Here are the steps to install on RHEL5:
$ yum install pdns pdns-backend-mysql pdns-backend-pipe pdns-backend-sqlite # create a mysql user & db "powerdns" # edit /etc/pdns/pdns.conf to increase port, add gmysql backend and add db credentials # create the dir to put powerdns-on-rails in, go to it $ git clone git://github.com/kennethkalmer/powerdns-on-rails.git # enter DB creds into config/database.yml and create the DB $ rake db:migrate $ rake db:seed # import zone files # note: you may need to temporarily cp them to /var/named/ $ zone2sql --named-conf=/var/named/chroot/etc/named.conf --gmysql > zones.sql # import the sql into MySQL via whatever means customary # start and test powerdns at this point, see the docs # then revert the port # add the web app in Apache or whatever you use, log in, bingo $ service named stop $ service pdns start $ chkconfig named off $ chkconfig pdns on # make sure mysqld is on too ...
There are some more tips if you want to have a look.
June 25th, 2009 at 5:37 am
Hi Sho
Thanks for the promo, and glad you made the switch. We’ve been running PowerDNS for several years now, and grew tired of the old crappy PHP frontends, so we built PowerDNS to fulfill a big need.
Now to just get the PHP guys to start using PowerDNS on Rails.
Ciao !
June 25th, 2009 at 2:59 pm
Well, thanks for the project! Actually I did have one small suggestion, i will put that on lighthouse though.

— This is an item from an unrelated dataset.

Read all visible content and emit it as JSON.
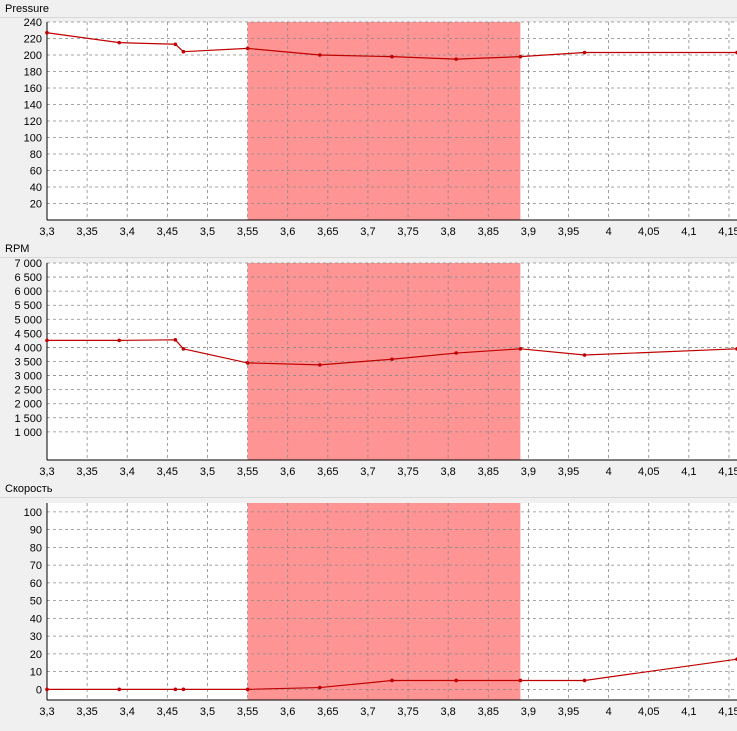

I’d played with PowerDNS on and off for a couple of years but never really had a “business case” for pushing into production, despite a couple of embarrassing mishaps with manual edits of zone files. Never really considered BIND DLZ, seemed like a bit of a hack to me, unsupported and obscure.
However, recently I need to do some things with dynamic DNS and I am buggered if I am going to be making changes to text files and then restarting BIND to implement that. A DB is necessary, and even more interesting, PowerDNS has a feature called pipe-backend which would allow me to implement transient DNS completely outside MySQL. I saw an interesting talk a few months ago by the guys behind chi.mp who were using a ruby script to do regex-based DNS lookups while still sitting behind PowerDNS; that is *very* interesting. Even more so, it passes the IP of the requesting NS to the backend, raising the intriguing possibility of playing games with geography.
So while I think PowerDNS on Rails is kind of overkill for what I need (not an ISP!) it’s really made adopting pdns a lot easier, and it’s lovely to be able to edit DNS again using a web interface. Next up – a generic ruby stub file to act as a pipe-backend coprocess for pdns, suitable for connecting to, say, an EM-based DynDNS server, which might be running on daemon_kit, lol.